Experimental characterizations and molecular dynamics simulations of the structures of lead aluminosilicate glasses

Exploring the atomic-level structure of lead aluminosilicate glass is extremely important for improving the performance of the related products such as optical devices and semiconductor packages. In this work, we developed a set of potential parameters for the lead aluminosilicate ternary system. Raman and X-ray photoelectron spectroscopy were used to obtain structural information of the glass, and the results were compared with those of MD simulations to elucidate the structural details of a series of lead aluminosilicate glasses. It is found that both silicon and aluminum assume four-fold coordination and form the backbone of the network structures. At a low PbO content, Pb2+ plays the role of both charge compensators and network modifiers. When the PbO content exceeds 30mol%, some Pb2+ ions will be incorporated into the network that leads to rearranging of the network structures. After entering the glass network, Pb2+ ions first break the Al-O-Si linkages to form the Si-O-Pb and Al-O-Pb bonds. Then the remaining Pb2+ ions preferentially form the Pb-O-Pb bonds.

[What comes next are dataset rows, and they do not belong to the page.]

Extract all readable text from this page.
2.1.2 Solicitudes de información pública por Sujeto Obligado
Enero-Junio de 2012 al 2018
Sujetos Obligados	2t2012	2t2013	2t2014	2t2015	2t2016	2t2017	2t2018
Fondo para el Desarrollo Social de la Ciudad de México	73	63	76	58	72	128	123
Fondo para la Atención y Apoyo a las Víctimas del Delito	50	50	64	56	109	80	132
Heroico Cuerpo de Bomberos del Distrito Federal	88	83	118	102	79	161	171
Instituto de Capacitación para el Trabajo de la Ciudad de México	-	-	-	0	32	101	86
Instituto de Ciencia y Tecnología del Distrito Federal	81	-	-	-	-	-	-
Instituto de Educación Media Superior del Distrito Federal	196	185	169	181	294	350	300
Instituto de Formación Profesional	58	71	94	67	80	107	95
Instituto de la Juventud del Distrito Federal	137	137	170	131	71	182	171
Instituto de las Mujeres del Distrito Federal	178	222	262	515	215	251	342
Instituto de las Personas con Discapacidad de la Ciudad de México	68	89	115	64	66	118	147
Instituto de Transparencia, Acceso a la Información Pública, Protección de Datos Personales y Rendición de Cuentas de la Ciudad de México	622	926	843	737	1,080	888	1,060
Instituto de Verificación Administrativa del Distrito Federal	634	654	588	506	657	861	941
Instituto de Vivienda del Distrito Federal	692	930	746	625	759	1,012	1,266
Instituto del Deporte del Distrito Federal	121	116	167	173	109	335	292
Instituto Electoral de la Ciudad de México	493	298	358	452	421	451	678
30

It is found in the Raman spectra and X-ray photoelectron spectra that the number of lead ions in ionic state is decreasing and that in covalent state is increasing with the increase of PbO content, confirming the results from MD simulations. In addition, the network formers first shift to a high degree of polymerization and then gradually depolymerize, which is consistent with the results in MD simulations.